小説を投稿したことがある人たちの疑問に的確に答えていく「懸賞小説神髄」書評・読書メモ

 編集者、書き手の指南書というのはいくつも見てきたが、「下読み」の指南書というものは初めてなので、思わず手が伸びた。まず、視点が違うとこれだけ考え方が違うのだなと驚かされる。

 人称の違い、歌詞の引用、実在するもの・ことのパロディ、幕引き、執筆技法、テーマ、エロの配分……私たちはそのさじ加減というか、分量というか。そういったところにかなり悩まされながら小説を書く。それは投稿するまで続き、投稿したあとも「あれは正しかったのか、あれでよかったのか」とまた悩む。

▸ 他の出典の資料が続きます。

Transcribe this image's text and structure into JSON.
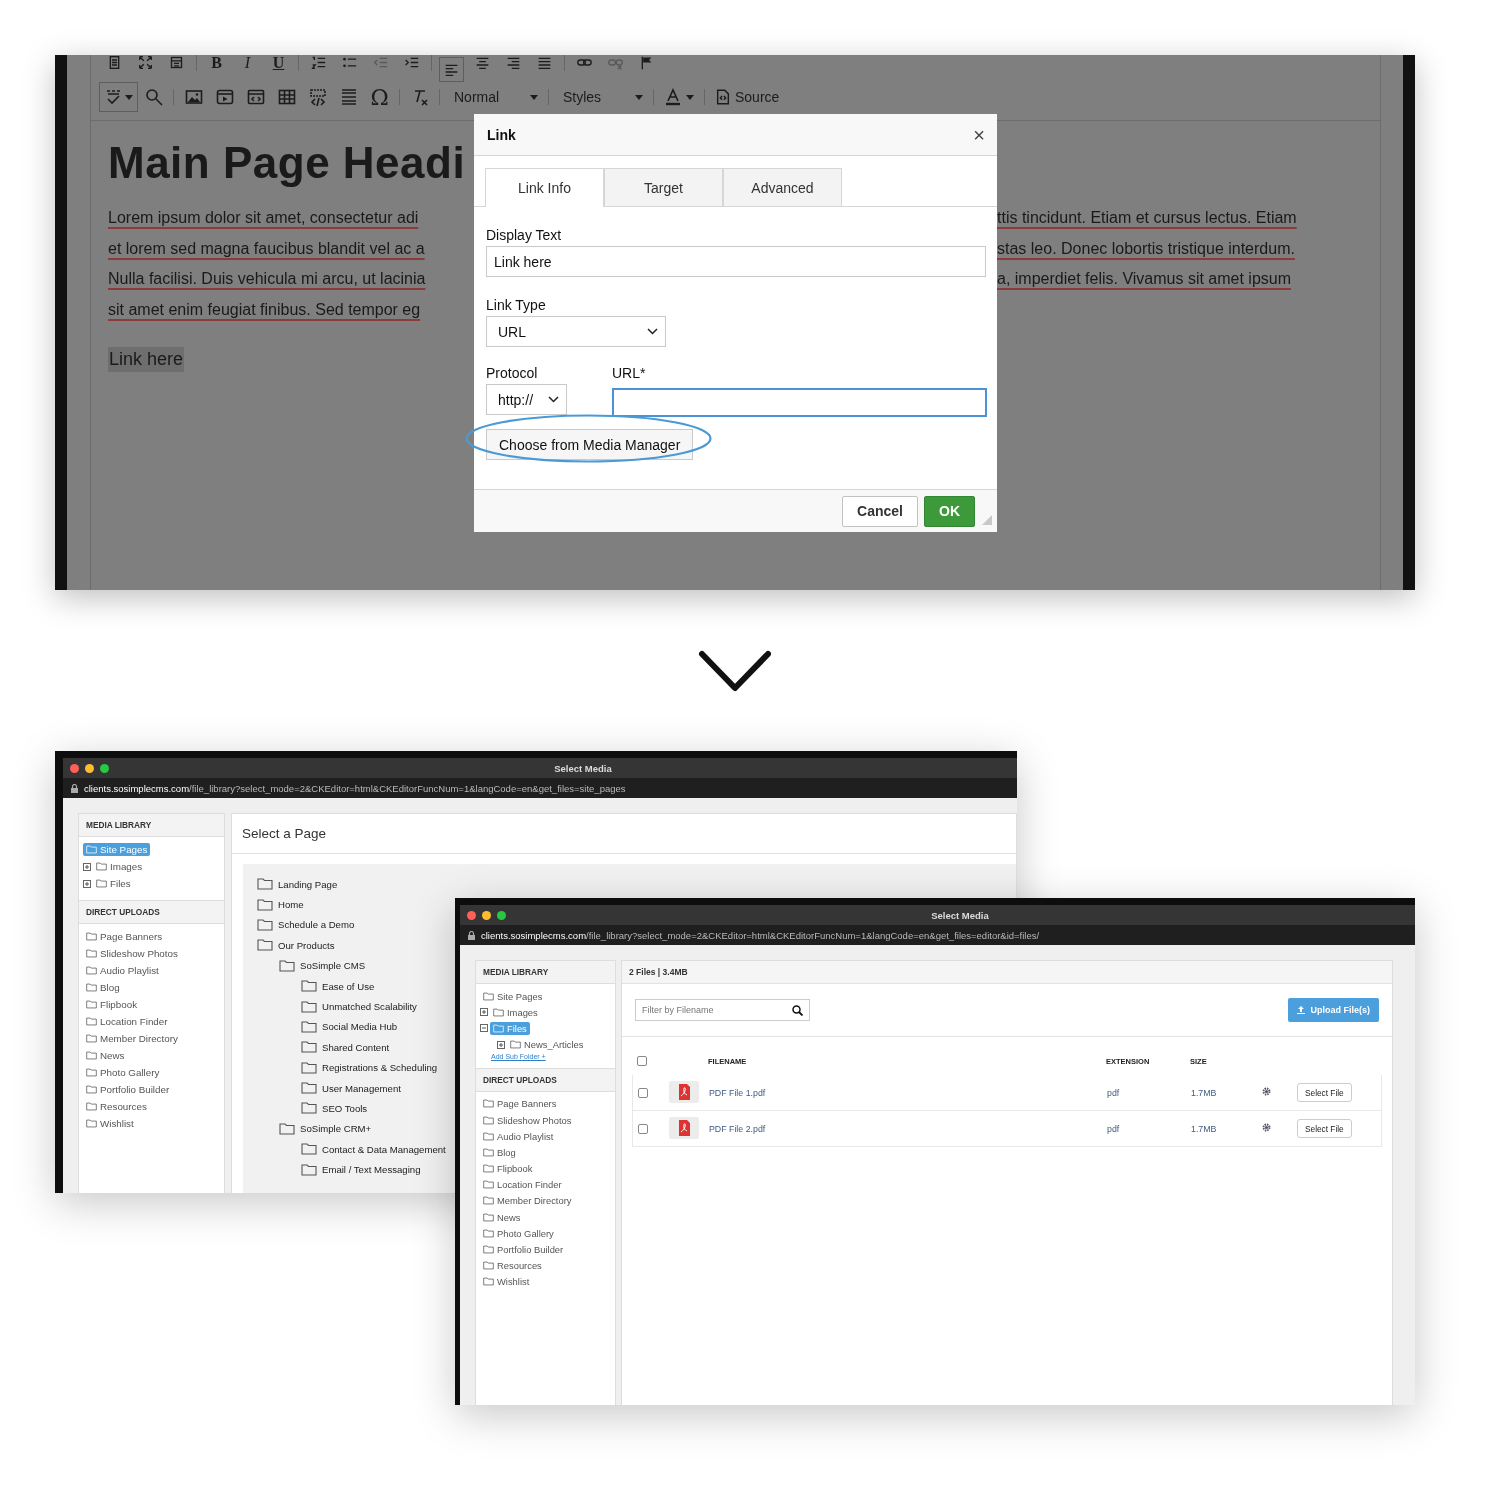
{
  "editor": {
    "toolbar": {
      "row1_glyphs": [
        {
          "text": "B",
          "kind": "bold"
        },
        {
          "text": "I",
          "kind": "italic"
        },
        {
          "text": "U",
          "kind": "underline"
        }
      ],
      "special_char": "Ω",
      "format_dropdown": "Normal",
      "styles_dropdown": "Styles",
      "source_button": "Source"
    },
    "heading": "Main Page Headi",
    "paragraph_lines": [
      {
        "left": "Lorem ipsum dolor sit amet, consectetur adi",
        "right": "ttis tincidunt. Etiam et cursus lectus. Etiam"
      },
      {
        "left": "et lorem sed magna faucibus blandit vel ac a",
        "right": "stas leo. Donec lobortis tristique interdum."
      },
      {
        "left": "Nulla facilisi. Duis vehicula mi arcu, ut lacinia",
        "right": "a, imperdiet felis. Vivamus sit amet ipsum"
      },
      {
        "left": "sit amet enim feugiat finibus. Sed tempor eg"
      }
    ],
    "link_text": "Link here"
  },
  "link_dialog": {
    "title": "Link",
    "close": "×",
    "tabs": [
      {
        "label": "Link Info",
        "selected": true
      },
      {
        "label": "Target",
        "selected": false
      },
      {
        "label": "Advanced",
        "selected": false
      }
    ],
    "display_text": {
      "label": "Display Text",
      "value": "Link here"
    },
    "link_type": {
      "label": "Link Type",
      "value": "URL"
    },
    "protocol": {
      "label": "Protocol",
      "value": "http://"
    },
    "url": {
      "label": "URL",
      "required_mark": "*",
      "focused": true
    },
    "media_button": {
      "label": "Choose from Media Manager",
      "highlighted": true
    },
    "buttons": [
      {
        "label": "Cancel",
        "kind": "secondary"
      },
      {
        "label": "OK",
        "kind": "primary"
      }
    ]
  },
  "windows": [
    {
      "title": "Select Media",
      "url_host": "clients.sosimplecms.com",
      "url_path": "/file_library?select_mode=2&CKEditor=html&CKEditorFuncNum=1&langCode=en&get_files=site_pages",
      "sidebar": {
        "sections": [
          {
            "title": "MEDIA LIBRARY",
            "items": [
              {
                "label": "Site Pages",
                "selected": true
              },
              {
                "label": "Images",
                "selected": false,
                "expanded": false
              },
              {
                "label": "Files",
                "selected": false,
                "expanded": false
              }
            ]
          },
          {
            "title": "DIRECT UPLOADS",
            "items": [
              {
                "label": "Page Banners",
                "selected": false
              },
              {
                "label": "Slideshow Photos",
                "selected": false
              },
              {
                "label": "Audio Playlist",
                "selected": false
              },
              {
                "label": "Blog",
                "selected": false
              },
              {
                "label": "Flipbook",
                "selected": false
              },
              {
                "label": "Location Finder",
                "selected": false
              },
              {
                "label": "Member Directory",
                "selected": false
              },
              {
                "label": "News",
                "selected": false
              },
              {
                "label": "Photo Gallery",
                "selected": false
              },
              {
                "label": "Portfolio Builder",
                "selected": false
              },
              {
                "label": "Resources",
                "selected": false
              },
              {
                "label": "Wishlist",
                "selected": false
              }
            ]
          }
        ]
      },
      "main": {
        "kind": "page_tree",
        "title": "Select a Page",
        "tree": [
          {
            "label": "Landing Page"
          },
          {
            "label": "Home"
          },
          {
            "label": "Schedule a Demo"
          },
          {
            "label": "Our Products",
            "children": [
              {
                "label": "SoSimple CMS",
                "children": [
                  {
                    "label": "Ease of Use"
                  },
                  {
                    "label": "Unmatched Scalability"
                  },
                  {
                    "label": "Social Media Hub"
                  },
                  {
                    "label": "Shared Content"
                  },
                  {
                    "label": "Registrations & Scheduling"
                  },
                  {
                    "label": "User Management"
                  },
                  {
                    "label": "SEO Tools"
                  }
                ]
              },
              {
                "label": "SoSimple CRM+",
                "children": [
                  {
                    "label": "Contact & Data Management"
                  },
                  {
                    "label": "Email / Text Messaging"
                  }
                ]
              }
            ]
          }
        ]
      }
    },
    {
      "title": "Select Media",
      "url_host": "clients.sosimplecms.com",
      "url_path": "/file_library?select_mode=2&CKEditor=html&CKEditorFuncNum=1&langCode=en&get_files=editor&id=files/",
      "sidebar": {
        "sections": [
          {
            "title": "MEDIA LIBRARY",
            "items": [
              {
                "label": "Site Pages",
                "selected": false
              },
              {
                "label": "Images",
                "selected": false,
                "expanded": false
              },
              {
                "label": "Files",
                "selected": true,
                "expanded": true,
                "children": [
                  {
                    "label": "News_Articles",
                    "selected": false,
                    "expanded": false
                  }
                ],
                "add_link": "Add Sub Folder +"
              }
            ]
          },
          {
            "title": "DIRECT UPLOADS",
            "items": [
              {
                "label": "Page Banners",
                "selected": false
              },
              {
                "label": "Slideshow Photos",
                "selected": false
              },
              {
                "label": "Audio Playlist",
                "selected": false
              },
              {
                "label": "Blog",
                "selected": false
              },
              {
                "label": "Flipbook",
                "selected": false
              },
              {
                "label": "Location Finder",
                "selected": false
              },
              {
                "label": "Member Directory",
                "selected": false
              },
              {
                "label": "News",
                "selected": false
              },
              {
                "label": "Photo Gallery",
                "selected": false
              },
              {
                "label": "Portfolio Builder",
                "selected": false
              },
              {
                "label": "Resources",
                "selected": false
              },
              {
                "label": "Wishlist",
                "selected": false
              }
            ]
          }
        ]
      },
      "main": {
        "kind": "file_list",
        "summary": "2 Files | 3.4MB",
        "filter_placeholder": "Filter by Filename",
        "upload_button": "Upload File(s)",
        "select_all_checked": false,
        "columns": [
          "FILENAME",
          "EXTENSION",
          "SIZE"
        ],
        "rows": [
          {
            "checked": false,
            "filename": "PDF File 1.pdf",
            "extension": "pdf",
            "size": "1.7MB",
            "action": "Select File"
          },
          {
            "checked": false,
            "filename": "PDF File 2.pdf",
            "extension": "pdf",
            "size": "1.7MB",
            "action": "Select File"
          }
        ]
      }
    }
  ]
}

 その繰り返しが続く中で、なにが正しく、なにが間違いなのかというのはひどく曖昧になっていくものだ。

 下読みという立場の人々は、そんな私たちの小説を読む最初の読者であり、評価者でもある。彼らがどういったものを可とし、不可とするのか。わかりやすい口調で語ってくれるとてもありがたい本となっている。

 気合いを入れて執筆にあたる前に、戒めとして読み返すのにはもってこいの本となっている。

  • 結局は「売れるのか、売れないのか」

 取り上げる話題は多岐にわたる。リーダビリティ、行間、縦書き、横書き、レイアウト、フォント、プロフィール、略歴。けれども、それらが最終的に指し示すのは、商品としての価値があるのかどうか、その一点のみである。

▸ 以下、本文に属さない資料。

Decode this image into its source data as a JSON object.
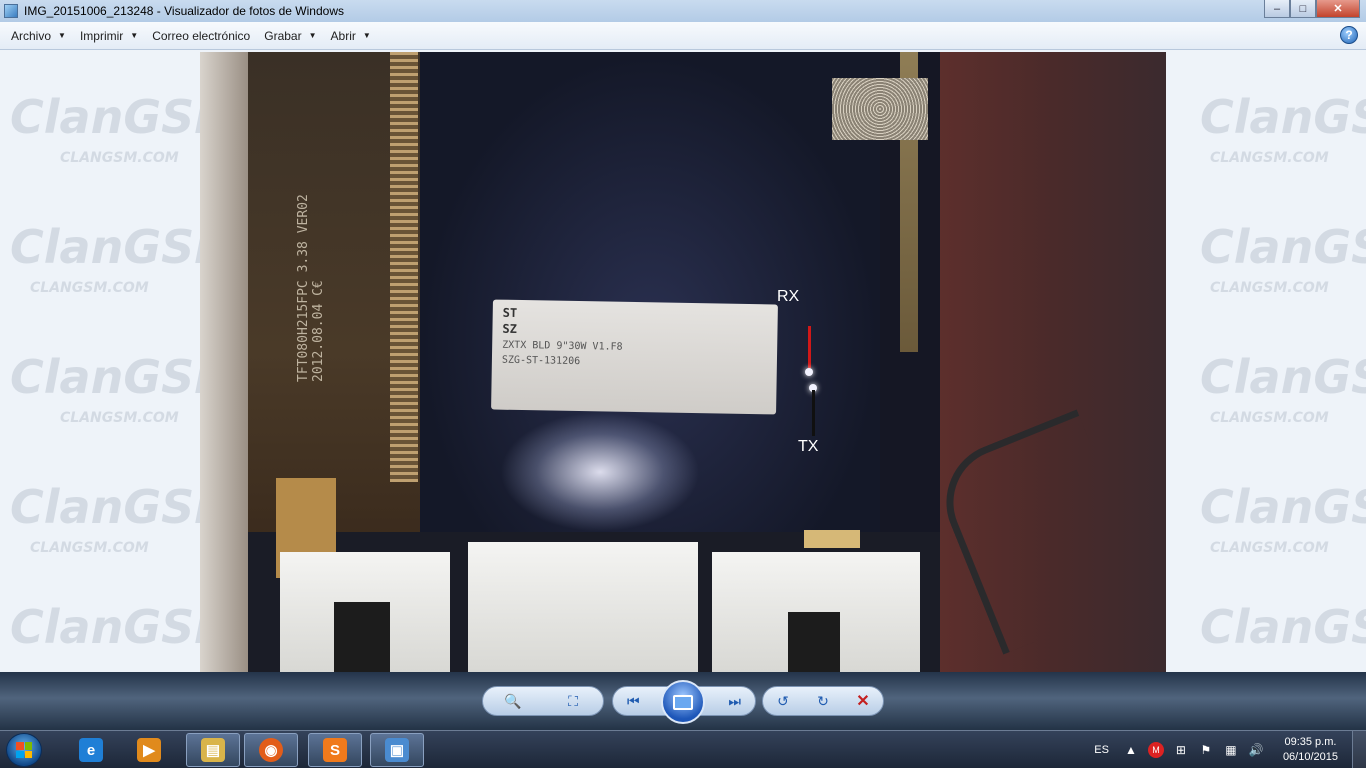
{
  "window": {
    "title": "IMG_20151006_213248 - Visualizador de fotos de Windows",
    "controls": {
      "minimize": "–",
      "maximize": "□",
      "close": "✕"
    }
  },
  "menu": {
    "items": [
      {
        "label": "Archivo"
      },
      {
        "label": "Imprimir"
      },
      {
        "label": "Correo electrónico"
      },
      {
        "label": "Grabar"
      },
      {
        "label": "Abrir"
      }
    ],
    "help": "?"
  },
  "watermark": {
    "brand": "ClanGSM",
    "brand_caps": "CLANGSM",
    "site": "CLANGSM.COM"
  },
  "photo": {
    "flex_print": "TFT080H215FPC  3.38  VER02 2012.08.04  C€",
    "label_lines": [
      "ST",
      "SZ",
      "ZXTX BLD 9\"30W V1.F8",
      "SZG-ST-131206"
    ],
    "rx_label": "RX",
    "tx_label": "TX",
    "colors": {
      "rx_pointer": "#d01818",
      "tx_pointer": "#101010"
    }
  },
  "toolbar": {
    "zoom": "🔍",
    "fit": "⛶",
    "prev": "⏮",
    "next": "⏭",
    "rotate_ccw": "↺",
    "rotate_cw": "↻",
    "delete": "✕"
  },
  "taskbar": {
    "apps": [
      {
        "name": "internet-explorer",
        "glyph": "e",
        "color": "#1f7fd6"
      },
      {
        "name": "media-player",
        "glyph": "▶",
        "color": "#e08a1c"
      },
      {
        "name": "file-explorer",
        "glyph": "▤",
        "color": "#d9b44a"
      },
      {
        "name": "firefox",
        "glyph": "◉",
        "color": "#e25d1a"
      },
      {
        "name": "s-app",
        "glyph": "S",
        "color": "#f07a1c"
      },
      {
        "name": "photo-viewer",
        "glyph": "▣",
        "color": "#4a8bd0"
      }
    ],
    "tray": {
      "lang": "ES",
      "time": "09:35 p.m.",
      "date": "06/10/2015"
    }
  }
}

 突き詰めれば、面白いものこそが売れる! 面白ければそれでよし!

 だからこそ私たちは悩んで悩んで悩みぬくわけだが。著者はこういった問題を、下読みという立場から分析しにかかっている。他の指南書とはひと味違うといったところか。指南書はもう飽きた人には、初心を思い出すのにいいだろう。

 

 その基準とは、「改稿すべき箇所がどれだけあるか」ということです。
 もしその作品が賞をとって、本として出版されるとなったとき、小説としてきっちり完成している作品であれば、それほど改稿せずに出版することができます。
 その一方、語り方が未熟なため、読者が読みにくい思いをしそうな部分があれば、未完成部分を修正するか、削除するなどして改稿しなければなりません(※)
 そのことをチェックしながら作品を読むのです。

p21より

 著者の読み方、判断のしかたがこういう一文から読み取れるのは大変ありがたい。作品として、生産物として、どれだけ手直し、つまり手間があるかを考えながら読んでいるのだなと思えば、少なくとも誤字脱字なんてのはもっての他なのだなと推測することができる。

 他にも、編集のセンスが問われる部分についての言及や裏話、噂話なども取り上げられている。小説が出来上がる舞台裏に興味がある人にもお勧めだ。